Middle East fund managers are planning to increase investments in Saudi Arabia while withdrawing funds from Dubai, owing to a concern about the latter’s market over heating, according to a Reuters survey.
Half of the institutions surveyed said that they expect to increase their overall equity allocations to the Middle East over the next three months. Only 13 per cent said they would decrease them.
Fund managers said that the strong economic growth in the Gulf, aided by high oil prices and consumer spending, along with a young population, makes the region attractive for investments.
However many institutions were cautious about the stock markets in the UAE where Dubai’s bourse was up 71 per cent this year on the back of a recovery in its real estate prices.
Around 38 per cent of institutions expected to decrease their equity allocation to the UAE in the next three months while 31 per cent expected to increase it. The remaining fund managers said that they would keep their UAE exposure flat.

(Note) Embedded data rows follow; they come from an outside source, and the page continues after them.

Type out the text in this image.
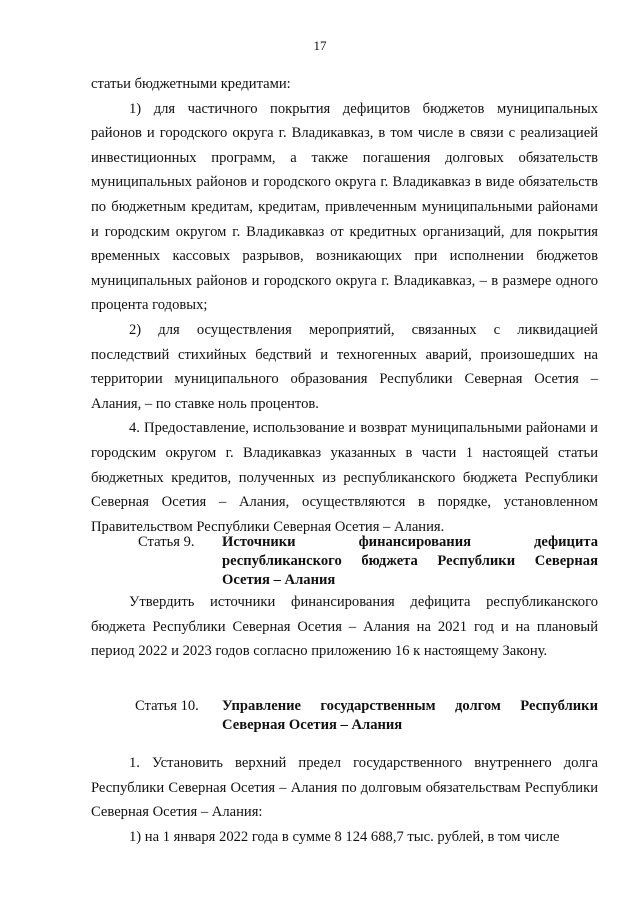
17

статьи бюджетными кредитами:

1) для частичного покрытия дефицитов бюджетов муниципальных районов и городского округа г. Владикавказ, в том числе в связи с реализацией инвестиционных программ, а также погашения долговых обязательств муниципальных районов и городского округа г. Владикавказ в виде обязательств по бюджетным кредитам, кредитам, привлеченным муниципальными районами и городским округом г. Владикавказ от кредитных организаций, для покрытия временных кассовых разрывов, возникающих при исполнении бюджетов муниципальных районов и городского округа г. Владикавказ, – в размере одного процента годовых;

2) для осуществления мероприятий, связанных с ликвидацией последствий стихийных бедствий и техногенных аварий, произошедших на территории муниципального образования Республики Северная Осетия – Алания, – по ставке ноль процентов.

4. Предоставление, использование и возврат муниципальными районами и городским округом г. Владикавказ указанных в части 1 настоящей статьи бюджетных кредитов, полученных из республиканского бюджета Республики Северная Осетия – Алания, осуществляются в порядке, установленном Правительством Республики Северная Осетия – Алания.

Статья 9. Источники финансирования дефицита республиканского бюджета Республики Северная Осетия – Алания

Утвердить источники финансирования дефицита республиканского бюджета Республики Северная Осетия – Алания на 2021 год и на плановый период 2022 и 2023 годов согласно приложению 16 к настоящему Закону.

Статья 10. Управление государственным долгом Республики Северная Осетия – Алания

1. Установить верхний предел государственного внутреннего долга Республики Северная Осетия – Алания по долговым обязательствам Республики Северная Осетия – Алания:

1) на 1 января 2022 года в сумме 8 124 688,7 тыс. рублей, в том числе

According to the survey, the investors are less bullish about Dubai’s markets in the short term since they believe that most of the stocks have become fully valued. Dubai is trading at around 16 times last year’s corporate earnings, compared to 13 times for the MSCI Emerging Markets Index.
On the other hand, Saudi Arabia’s stock market is estimated to take advantage of investors’ optimism with regards to the Gulf countries.
Around three quarters of the 16 institutions polled said that they are expected to increase their equity allocation to Saudi Arabia in the next three months while none expected to reduce it.
The Kingdom has also been preparing to open its stock market to direct investment to foreigners which could be instrumental in boosting its stocks, said the survey.